Isi Tap MPRS Nomor XXXIII/MPRS/1967 adalah pencabutan kekuasaan presiden dari Sukarno. Peraturan itu menyinggung keterlibatan Sukarno dalam peristiwa G30S.
Bagian pertimbangan Tap MPRS itu menyebut Sukarno membuat keputusan yang menguntungkan gerakan G30S. Selain itu, Sukarno disebut melindungi para tokoh PKI.
"Bahwa ada petunjuk-petunjuk, yang Presiden Sukarno telah melakukan kebijaksanaan yang secara tidak langsung menguntungkan G-30-S/PKI dan melindungi tokoh-tokoh G-30-S/PKI," dikutip dari poin ketiga pertimbangan Tap MPRS itu.
Pada video itu, Jokowi menegaskan Sukarno tak pernah mengkhianati negara.

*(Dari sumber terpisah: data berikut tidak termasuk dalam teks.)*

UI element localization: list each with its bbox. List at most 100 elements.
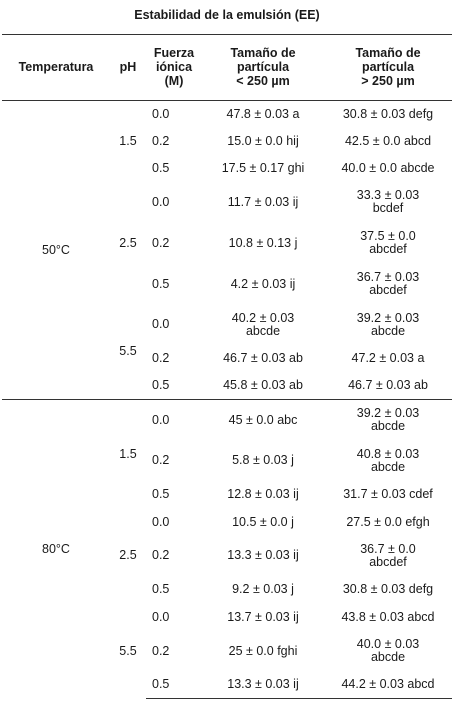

Hal itu dibuktikan dengan penyematan gelar pahlawan proklamator bagi Sukarno pada 1986.
Pemerintah, kata Jokowi, juga menganugerahkan gelar pahlawan nasional kepada Sukarno pada 2012."Artinya, Insinyur Sukarno telah dinyatakan memenuhi syarat setia dan tidak mengkhianati bangsa dan negara yang merupakan syarat penganugerahan gelar kepahlawanan," ungkap Jokowi.
Pernyataan Jokowi itu disambut baik oleh anak Sukarno, Guntur Soekarnoputra. Dia menilai pernyataan Jokowi meredam gerakan desukarnoisasi yang berkembang di Indonesia.
"Pernyataan dari Pak Jokowi ingin membersihkan nama Sukarno bahwa dirinya tidak terlibat G30S sehingga jelas Sukarno bukan PKI, bukan komunis, dia adalah nasionalis dan patriot sempurna," ucap Guntur di Istana Kepresidenan Jakarta, Senin (7/11), seperti dikutip CNN Indonesia.
Sementara itu, Pimpinan Majelis Permusyawaratan Rakyat (MPR) telah menerima surat dari Pemerintah RI yang mana telah disampaikan Pemerintah melalui Surat Menteri Hukum dan HAM Republik Indonesia perihal tidak lanjut tidak berlakunya TAP MPRS Nomor XXXIII/MPRS/1967, dan MPR telah mengabulkan ketidakberlakuan TAP MPRS Nomor XXXIII/MPRS/1967 tersebut.
Ketua MPR RI Bambang Soesatyo mengatakan bahwa setelah menerima surat dari Pemerintah dan selanjutnya MPR melakukan rapat dan pimpinan memutuskan untuk mengabulkan hal tersebut.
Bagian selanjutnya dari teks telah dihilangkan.